El Juzgado de Letras del Trabajo de Iquique acogió la demanda de tutela laboral por vulneración de derechos fundamentales con ocasión al despido interpuesto en contra de la Junta Nacional de Jardines Infantiles (Junji), por solicitar renuncia por pérdida de confianza a director regional del organismo.
En el fallo (causa rol 80-2024), el magistrado Francisco Vargas Vera estableció que la dictación de la resolución administrativa que dispuso término anticipado a la designación se adoptó con vulneración de derechos fundamentales y afectación a la honra e integridad síquica del demandante.
“(…) estima este tribunal que el hecho de haber puesto término a la designación del actor como director regional de la Junta Nacional de Jardines Infantiles, invocando los hechos que hemos reseñado sin que los mismos hayan sido debidamente establecidos mediante alguna investigación administrativa o que se haya dado cuenta de ellas mediante las respectivas amonestaciones cursadas al actor o por otra vía similar, hacen concluir que la serie de acusaciones que se hacen al mismo relativas al desempeño de su trabajo resultan como no probadas en su oportunidad, esto es, al momento de tomar la decisión de término de la relación de trabajo y que, por las características de las mismas, estas aparecen como lesivas a los derechos fundamentales del actor, en especial a la honra del mismo trabajador y a su integridad síquica, todo ello al recibir como fundamento de su alejamiento del cargo hechos no debidamente acreditados y que, además, se concluye que no fueron puestos en conocimiento del actor en su debida oportunidad, ya sea mediante advertencias, amonestaciones o investigaciones administrativas, mecanismos que hubieran permitido a aquel aclarar las mismas, defenderse de ellas, desmentirlos, o para superar aquellos inconvenientes detectados por la autoridad si fuera el caso, pero nada de ello ocurrió, ya que así aparece del mérito de este proceso”, establece el fallo.
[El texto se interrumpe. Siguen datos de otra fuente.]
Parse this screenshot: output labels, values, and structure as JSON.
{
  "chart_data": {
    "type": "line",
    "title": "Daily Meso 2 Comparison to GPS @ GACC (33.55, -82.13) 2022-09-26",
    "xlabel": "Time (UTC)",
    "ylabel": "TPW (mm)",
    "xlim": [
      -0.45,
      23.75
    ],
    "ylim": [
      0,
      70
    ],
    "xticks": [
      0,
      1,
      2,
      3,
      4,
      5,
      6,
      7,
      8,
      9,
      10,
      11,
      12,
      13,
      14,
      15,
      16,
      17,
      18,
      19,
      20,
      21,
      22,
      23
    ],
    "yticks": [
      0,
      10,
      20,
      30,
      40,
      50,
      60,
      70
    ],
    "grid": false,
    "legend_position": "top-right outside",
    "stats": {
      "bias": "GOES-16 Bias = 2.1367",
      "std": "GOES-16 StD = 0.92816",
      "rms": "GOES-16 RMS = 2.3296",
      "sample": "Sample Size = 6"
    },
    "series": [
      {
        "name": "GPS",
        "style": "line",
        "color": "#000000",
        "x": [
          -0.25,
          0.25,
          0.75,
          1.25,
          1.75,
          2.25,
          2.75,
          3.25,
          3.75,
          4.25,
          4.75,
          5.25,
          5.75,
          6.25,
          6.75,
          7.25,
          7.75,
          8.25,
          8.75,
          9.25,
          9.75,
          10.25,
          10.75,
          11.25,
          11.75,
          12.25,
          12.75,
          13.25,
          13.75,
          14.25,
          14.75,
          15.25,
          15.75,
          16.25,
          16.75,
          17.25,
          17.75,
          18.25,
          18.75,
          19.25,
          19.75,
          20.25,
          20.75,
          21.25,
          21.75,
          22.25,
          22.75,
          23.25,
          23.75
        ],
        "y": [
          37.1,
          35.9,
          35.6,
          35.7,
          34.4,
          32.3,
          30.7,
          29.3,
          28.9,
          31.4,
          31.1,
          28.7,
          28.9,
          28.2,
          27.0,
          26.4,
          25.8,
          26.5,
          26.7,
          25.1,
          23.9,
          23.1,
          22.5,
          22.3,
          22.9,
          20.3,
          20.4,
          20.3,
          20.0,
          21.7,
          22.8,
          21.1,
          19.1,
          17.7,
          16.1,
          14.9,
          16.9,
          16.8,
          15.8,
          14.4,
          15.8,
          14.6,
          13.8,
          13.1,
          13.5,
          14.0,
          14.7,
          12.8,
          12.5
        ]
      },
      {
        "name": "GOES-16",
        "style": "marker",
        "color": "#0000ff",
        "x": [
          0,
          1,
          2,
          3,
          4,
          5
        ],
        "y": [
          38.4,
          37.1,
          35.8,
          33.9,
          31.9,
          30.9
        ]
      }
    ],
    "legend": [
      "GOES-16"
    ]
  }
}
“Por lo expuesto, estima este juzgador que la decisión del Servicio demandado de poner término a la designación del demandante a través de la emisión de un acto administrativo cuyo contenido se estima vulneratorio de derechos fundamentales, entendiendo que no fue acreditado en este pleito los fundamento de la petición de renuncia no voluntaria del actor y que los mismos originaron vulneración a garantías básicas del actor, en el caso presente a la integridad psicológica y honra de este, razón por la que la concreción de la facultad del ente demandado de disponer el término de la relación entre las partes, en forma anticipada, se realizó con vulneración de derechos fundamentales”, añade.
“Que, respecto del lucro cesante demandado, se descartará acceder a dicha petición en el presente caso, entendiendo que la indemnización especial a la que se accederá, según se adelantó en la consideración precedente, es aquella que se aviene al caso propuesto, determinándose, además, su cuantía en relación al daño provocado al demandante; se agrega a lo anterior que la especial designación de estos cargos de alta dirección pública, mismos que quedan sujetos a la voluntad de quienes lo designaron, al tratarse de cargos de exclusiva confianza, por lo que su designación, si bien tiene una fecha determinada de ejecución del cargo respectivo, siempre está sujeta al arbitrio del superior respectivo, por lo que esta precariedad hace que se desvanezca la certeza propia de los elementos de exigencia del lucro cesante, motivos por los que se desecha esta petición de resarcimiento”, concluye.
Por tanto, se resuelve que:
“I.-Se acoge la demanda por vulneración de derechos fundamentales interpuesta por (...) en contra de la JUNTA NACIONAL DE JARDINES INFANTILES, por lo que se condena a esta última pagar la siguiente prestación:
La suma de $39.795.126 correspondiente a siete remuneraciones mensuales.
II.- Se rechazada la acción respecto al lucro cesante demandado.
III.-No se condena en costas a la demandada, por no resultar totalmente vencida”.